A escada que virou uma cobra
Vida era escadinha reta: infantil, fundamental, médio, pré, facul, startup, trampo top. Subia com foco total, louros em cada degrau, céu limpo na frente.
Aí bateram as dúvidas, tipo:
- Por que sucesso é mais hora no trampo que em casa? IBGE fala que uns 10% dos brasileiros ralam mais de 50h por semana, IBGE.
- 40h como mínimo pra vida adulta girar em torno?
- Empresa crescendo acima de tudo, isso é sucesso mesmo?
- Gerenciar mais gente te faz mais importante que eles?
- Salário sigiloso e subjetivo, sendo vital pra estabilidade?
- Valoriza força certa e ignora diversidade pro time bom?
- Fala em time mas bota um contra o outro…
Isso veio fuçando políticas numa empresa grande, mas 15 anos investidos na escada, não largava fácil. Ah, e tinha aqueles jogos de futsal no fim de semana que eu amava mas larguei pra focar carreira, besteira né.
Maternidade bagunçou tudo
Primeira filha nasceu e ploft, escada desabou, virou ziguezague. No trampo automático, invisível total – aí entendi subvalorizado de verdade.

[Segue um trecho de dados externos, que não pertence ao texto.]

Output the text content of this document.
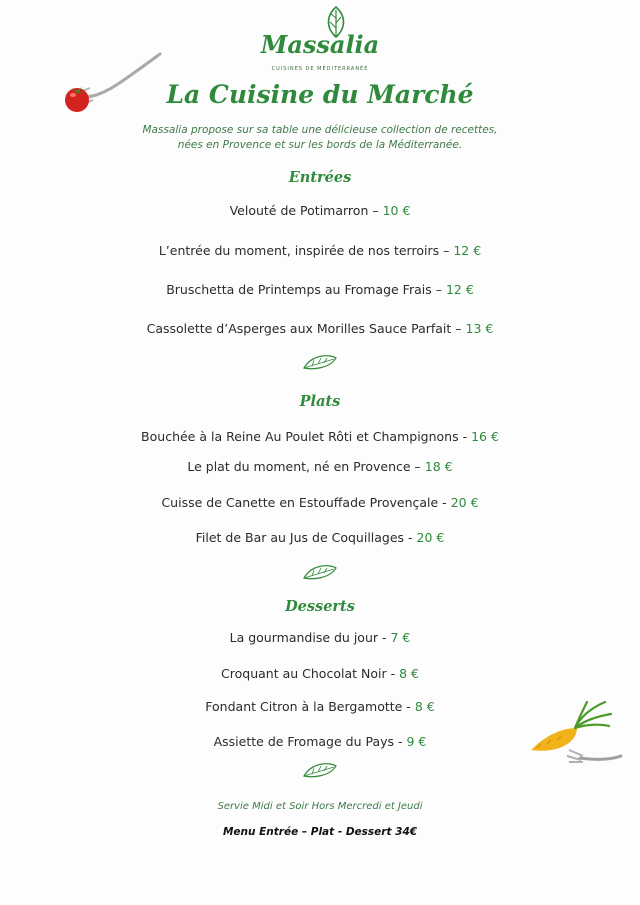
Massalia
CUISINES DE MÉDITERRANÉE
La Cuisine du Marché
Massalia propose sur sa table une délicieuse collection de recettes,
nées en Provence et sur les bords de la Méditerranée.
Entrées
Velouté de Potimarron – 10 €
L’entrée du moment, inspirée de nos terroirs – 12 €
Bruschetta de Printemps au Fromage Frais – 12 €
Cassolette d’Asperges aux Morilles Sauce Parfait – 13 €
Plats
Bouchée à la Reine Au Poulet Rôti et Champignons - 16 €
Le plat du moment, né en Provence – 18 €
Cuisse de Canette en Estouffade Provençale - 20 €
Filet de Bar au Jus de Coquillages - 20 €
Desserts
La gourmandise du jour - 7 €
Croquant au Chocolat Noir - 8 €
Fondant Citron à la Bergamotte - 8 €
Assiette de Fromage du Pays - 9 €
Servie Midi et Soir Hors Mercredi et Jeudi
Menu Entrée – Plat - Dessert 34€
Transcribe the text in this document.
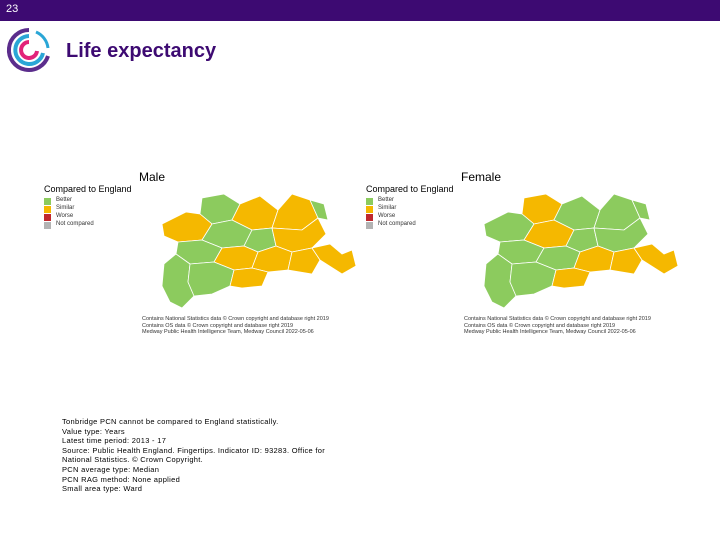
23
Life expectancy
Male
Compared to England
Better
Similar
Worse
Not compared
Contains National Statistics data © Crown copyright and database right 2019
Contains OS data © Crown copyright and database right 2019
Medway Public Health Intelligence Team, Medway Council 2022-05-06
Female
Compared to England
Better
Similar
Worse
Not compared
Contains National Statistics data © Crown copyright and database right 2019
Contains OS data © Crown copyright and database right 2019
Medway Public Health Intelligence Team, Medway Council 2022-05-06
Tonbridge PCN cannot be compared to England statistically.
Value type: Years
Latest time period: 2013 - 17
Source: Public Health England. Fingertips. Indicator ID: 93283. Office for
National Statistics. © Crown Copyright.
PCN average type: Median
PCN RAG method: None applied
Small area type: Ward
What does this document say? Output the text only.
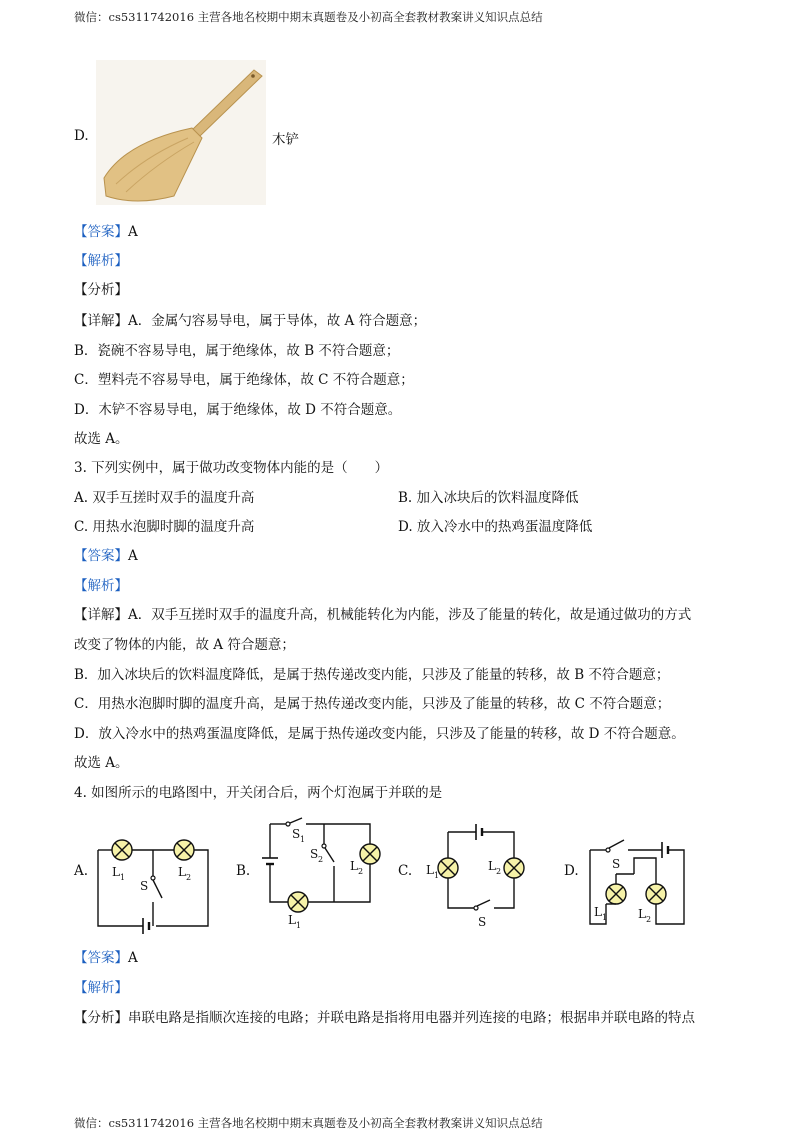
微信：cs5311742016 主营各地名校期中期末真题卷及小初高全套教材教案讲义知识点总结
D.	木铲
【答案】A
【解析】
【分析】
【详解】A．金属勺容易导电，属于导体，故 A 符合题意；
B．瓷碗不容易导电，属于绝缘体，故 B 不符合题意；
C．塑料壳不容易导电，属于绝缘体，故 C 不符合题意；
D．木铲不容易导电，属于绝缘体，故 D 不符合题意。
故选 A。
3. 下列实例中，属于做功改变物体内能的是（　　）
A. 双手互搓时双手的温度升高	B. 加入冰块后的饮料温度降低
C. 用热水泡脚时脚的温度升高	D. 放入冷水中的热鸡蛋温度降低
【答案】A
【解析】
【详解】A．双手互搓时双手的温度升高，机械能转化为内能，涉及了能量的转化，故是通过做功的方式
改变了物体的内能，故 A 符合题意；
B．加入冰块后的饮料温度降低，是属于热传递改变内能，只涉及了能量的转移，故 B 不符合题意；
C．用热水泡脚时脚的温度升高，是属于热传递改变内能，只涉及了能量的转移，故 C 不符合题意；
D．放入冷水中的热鸡蛋温度降低，是属于热传递改变内能，只涉及了能量的转移，故 D 不符合题意。
故选 A。
4. 如图所示的电路图中，开关闭合后，两个灯泡属于并联的是
A. L 1	L 2
S
B.
S 1
S 2 L 2
L 1
C. L 1
L 2
S
D.	S
L 1	L 2
【答案】A
【解析】
【分析】串联电路是指顺次连接的电路；并联电路是指将用电器并列连接的电路；根据串并联电路的特点
微信：cs5311742016 主营各地名校期中期末真题卷及小初高全套教材教案讲义知识点总结
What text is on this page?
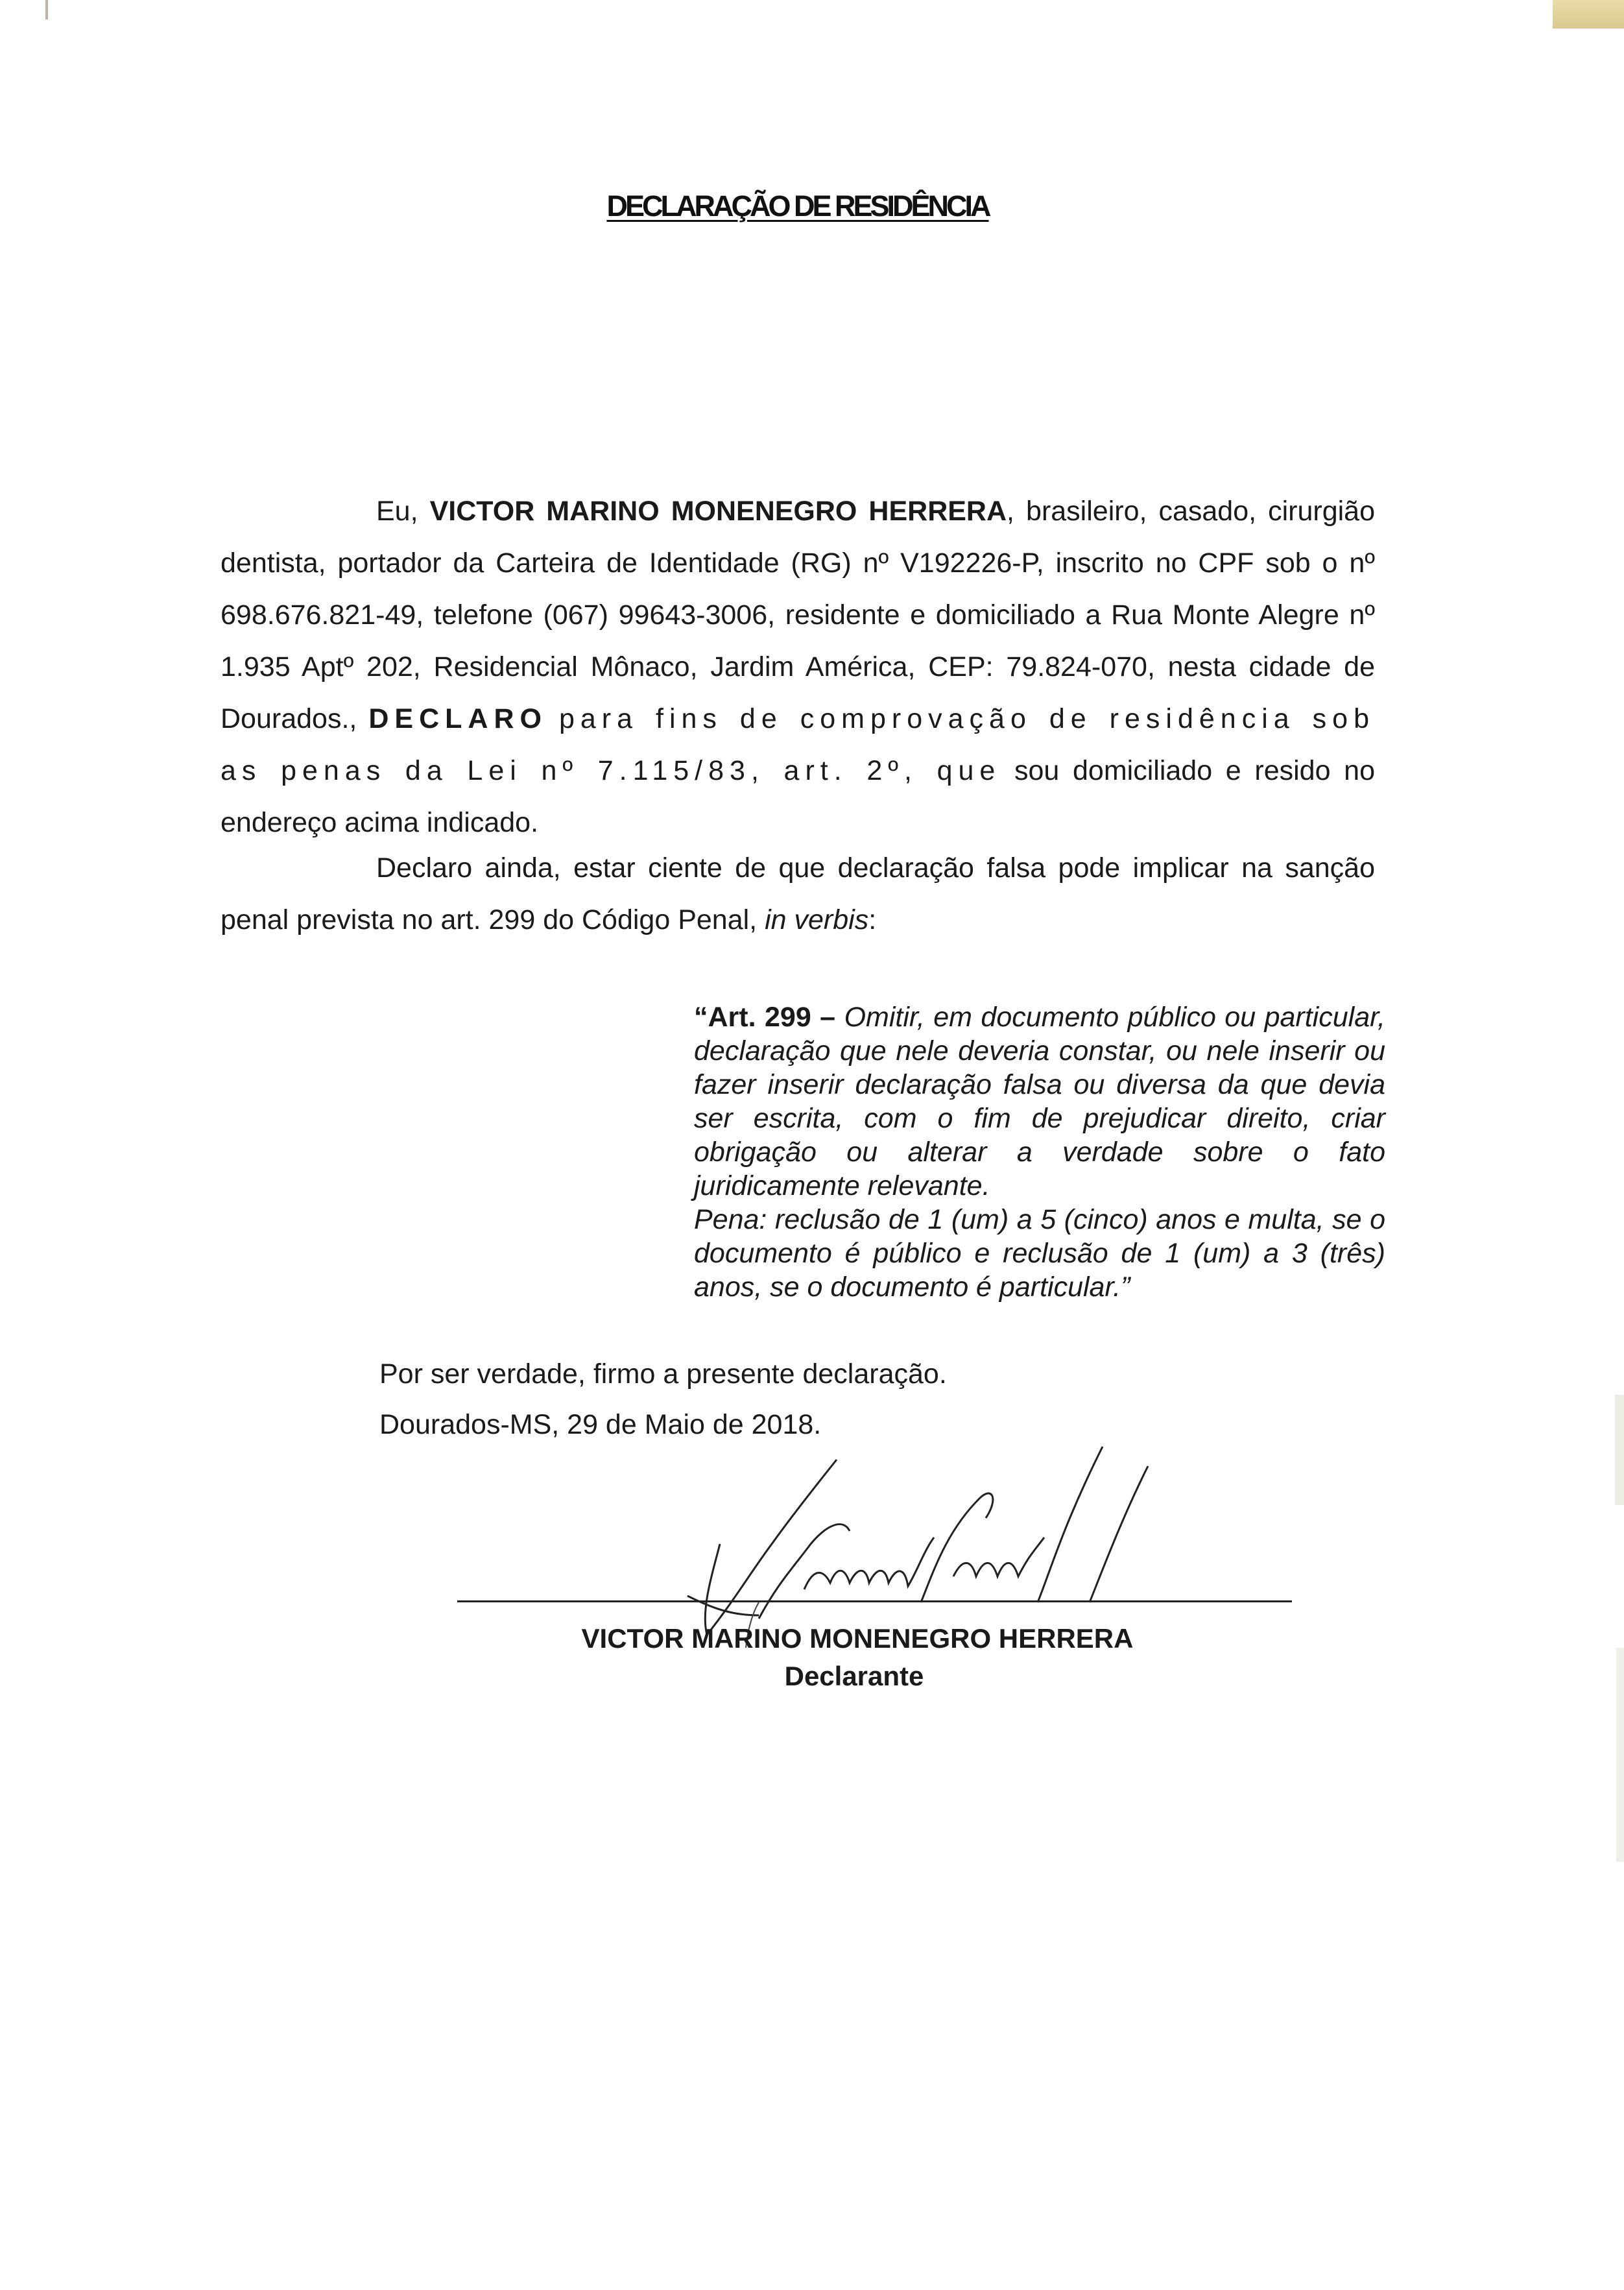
DECLARAÇÃO DE RESIDÊNCIA

Eu, VICTOR MARINO MONENEGRO HERRERA, brasileiro, casado, cirurgião dentista, portador da Carteira de Identidade (RG) nº V192226-P, inscrito no CPF sob o nº 698.676.821-49, telefone (067) 99643-3006, residente e domiciliado a Rua Monte Alegre nº 1.935 Aptº 202, Residencial Mônaco, Jardim América, CEP: 79.824-070, nesta cidade de Dourados., DECLARO para fins de comprovação de residência sob as penas da Lei nº 7.115/83, art. 2º, que sou domiciliado e resido no endereço acima indicado.

Declaro ainda, estar ciente de que declaração falsa pode implicar na sanção penal prevista no art. 299 do Código Penal, in verbis:

“Art. 299 – Omitir, em documento público ou particular, declaração que nele deveria constar, ou nele inserir ou fazer inserir declaração falsa ou diversa da que devia ser escrita, com o fim de prejudicar direito, criar obrigação ou alterar a verdade sobre o fato juridicamente relevante.
Pena: reclusão de 1 (um) a 5 (cinco) anos e multa, se o documento é público e reclusão de 1 (um) a 3 (três) anos, se o documento é particular.”

Por ser verdade, firmo a presente declaração.

Dourados-MS, 29 de Maio de 2018.

VICTOR MARINO MONENEGRO HERRERA
Declarante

Nos 12 anos seguintes currículo parado: mesmo cargo aos 40 que aos 30, firma menor sem glamour de entrevista com famoso ou papo com figurão. No começo me senti chutada pra fora da ambição, malabarismo louco de mãe trabalhadora – logística diária pra 8h e meia, noites de lição, flashcards, correndo entre atividade. Pra quê isso tudo?
Cheguei em estabilidade financeira, educação top abriu porta como OMS mostra no equilíbrio trabalho-vida, OMS. Gosto do que faço, melhor que muita gente… mas dava pra chegar com menos stress, tipo aqueles hábitos pra equilibrar, vai saber.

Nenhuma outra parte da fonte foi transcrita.